Seine Motivation, um den Armen zu helfen, erklärt er so: „Ich hatte Glück im Leben, ich war immer zum richtigen Zeitpunkt am richtigen Ort. Ich möchte daher den anderen, die es sich nicht aussuchen können, etwas zurückgeben.“
Gemeinsam mit Mitsche leitet Johann Niedermayer die „Bereichsgruppe Caritas“. „Wir spüren, dass die Not immer größer wird“, sagt er: „Die Leute haben Probleme, mit dem oft Wenigen auszukommen, was sie haben.“ Die Pfarrcaritas hilft den Menschen, mit diesen Gegebenheiten zurechtzukommen. „Nicht wenige müssen jeden Euro zwei Mal umdrehen, bevor sie ihn ausgeben.“
Ortswechsel: Jeden Donnerstagnachmittag bietet die Pfarre „Maria Lourdes“ im 12. Wiener Bezirk von 15 bis 17.30 Uhr einen sogenannten „Coffee to stay“ an, also einen „Kaffee zum Bleiben“.
Das ist eine Idee und Initiative vom Pastoralassistenten Stefan Pollin. Anfangs betreute er alleine die Gäste, „die aus ganz Wien kommen“. Mittlerweile hat er sechs Helferinnen und Helfer, die durch das „Le+O“-Projekt der Caritas im Laufe der Zeit dazugekommen sind.

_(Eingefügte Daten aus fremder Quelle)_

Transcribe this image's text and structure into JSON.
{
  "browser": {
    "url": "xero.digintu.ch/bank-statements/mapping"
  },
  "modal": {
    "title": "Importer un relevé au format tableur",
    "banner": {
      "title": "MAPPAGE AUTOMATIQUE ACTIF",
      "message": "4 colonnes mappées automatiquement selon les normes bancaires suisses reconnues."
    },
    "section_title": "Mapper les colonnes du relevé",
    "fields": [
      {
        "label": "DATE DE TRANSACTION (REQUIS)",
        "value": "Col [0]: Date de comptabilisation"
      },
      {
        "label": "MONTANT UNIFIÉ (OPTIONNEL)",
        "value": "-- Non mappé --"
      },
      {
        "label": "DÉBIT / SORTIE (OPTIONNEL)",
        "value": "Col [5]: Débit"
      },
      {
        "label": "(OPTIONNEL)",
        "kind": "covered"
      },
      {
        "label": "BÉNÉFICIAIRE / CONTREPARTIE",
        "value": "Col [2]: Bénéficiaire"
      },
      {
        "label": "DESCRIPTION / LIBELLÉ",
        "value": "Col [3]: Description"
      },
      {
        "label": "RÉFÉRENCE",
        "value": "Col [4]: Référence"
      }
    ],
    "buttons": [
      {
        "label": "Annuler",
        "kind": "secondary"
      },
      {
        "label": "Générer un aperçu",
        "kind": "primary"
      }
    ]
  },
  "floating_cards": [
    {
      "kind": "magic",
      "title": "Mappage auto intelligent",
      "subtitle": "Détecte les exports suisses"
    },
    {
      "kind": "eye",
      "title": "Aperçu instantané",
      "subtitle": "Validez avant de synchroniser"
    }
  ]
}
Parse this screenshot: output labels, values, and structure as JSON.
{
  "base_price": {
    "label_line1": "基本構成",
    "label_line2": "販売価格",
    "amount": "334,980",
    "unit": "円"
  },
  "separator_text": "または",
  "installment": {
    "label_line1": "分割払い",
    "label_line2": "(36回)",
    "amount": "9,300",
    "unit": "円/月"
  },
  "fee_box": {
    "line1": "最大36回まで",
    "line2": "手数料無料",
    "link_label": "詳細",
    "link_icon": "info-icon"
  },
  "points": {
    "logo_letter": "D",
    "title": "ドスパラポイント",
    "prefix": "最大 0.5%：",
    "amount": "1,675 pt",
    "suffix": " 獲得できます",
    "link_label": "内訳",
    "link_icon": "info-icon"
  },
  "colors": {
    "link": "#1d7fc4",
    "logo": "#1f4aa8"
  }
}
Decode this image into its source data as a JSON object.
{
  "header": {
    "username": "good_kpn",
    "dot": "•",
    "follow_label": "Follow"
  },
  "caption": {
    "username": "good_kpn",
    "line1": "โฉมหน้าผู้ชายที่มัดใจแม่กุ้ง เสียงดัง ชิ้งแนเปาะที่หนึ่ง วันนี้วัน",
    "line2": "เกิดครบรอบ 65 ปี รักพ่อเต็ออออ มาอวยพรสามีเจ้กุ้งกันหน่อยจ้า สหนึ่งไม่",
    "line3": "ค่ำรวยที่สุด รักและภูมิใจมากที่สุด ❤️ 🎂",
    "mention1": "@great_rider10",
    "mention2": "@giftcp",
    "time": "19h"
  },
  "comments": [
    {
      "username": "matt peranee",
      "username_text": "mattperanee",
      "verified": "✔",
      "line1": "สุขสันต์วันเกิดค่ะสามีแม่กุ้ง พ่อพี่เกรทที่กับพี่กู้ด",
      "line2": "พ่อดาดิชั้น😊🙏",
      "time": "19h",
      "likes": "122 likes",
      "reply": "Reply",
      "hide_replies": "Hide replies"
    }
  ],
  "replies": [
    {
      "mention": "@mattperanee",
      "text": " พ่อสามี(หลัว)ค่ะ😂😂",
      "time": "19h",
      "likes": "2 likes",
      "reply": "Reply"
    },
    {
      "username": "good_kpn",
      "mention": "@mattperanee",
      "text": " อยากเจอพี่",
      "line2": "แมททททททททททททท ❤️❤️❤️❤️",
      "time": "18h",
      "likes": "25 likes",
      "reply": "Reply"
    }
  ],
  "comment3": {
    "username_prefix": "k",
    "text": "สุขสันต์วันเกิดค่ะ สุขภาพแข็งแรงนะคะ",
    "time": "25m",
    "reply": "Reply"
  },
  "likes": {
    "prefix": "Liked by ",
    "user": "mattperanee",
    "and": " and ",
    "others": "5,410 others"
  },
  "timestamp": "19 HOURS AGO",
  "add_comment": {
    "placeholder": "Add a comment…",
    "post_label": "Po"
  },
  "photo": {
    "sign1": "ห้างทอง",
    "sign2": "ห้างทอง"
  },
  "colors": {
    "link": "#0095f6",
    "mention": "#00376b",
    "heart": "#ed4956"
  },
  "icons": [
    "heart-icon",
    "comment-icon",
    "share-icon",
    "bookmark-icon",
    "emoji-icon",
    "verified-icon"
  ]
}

„Unsere Gäste leben teils in Obdachloseneinrichtungen, teils auf der Straße, manche beziehen Mindestsicherung“, weiß Stefan. Andere haben zwar eine Bleibe, können sich aber z.B. den Strom nicht mehr leisten. „Ihre Motive sind oft Hunger und die Sehnsucht nach ein bisschen Herberge“, sagt er.
Diese Betroffenen pflegen untereinander Gemeinschaft. „Am Donnerstag treffen wir uns beim Stefan“, ist ein geflügeltes Wort in der „Szene“. „Ein jeder hat so seine Geschichte, oft eine Lebensgeschichte mit Brüchen. Viele hatten einen qualifizierten Beruf, dann ging bei manchen die Beziehung in Brüche, bei anderen kam der Alkohol dazu, einige erkrankten schwer und dann drehte sich die Spirale nach unten“, erzählt Stefan.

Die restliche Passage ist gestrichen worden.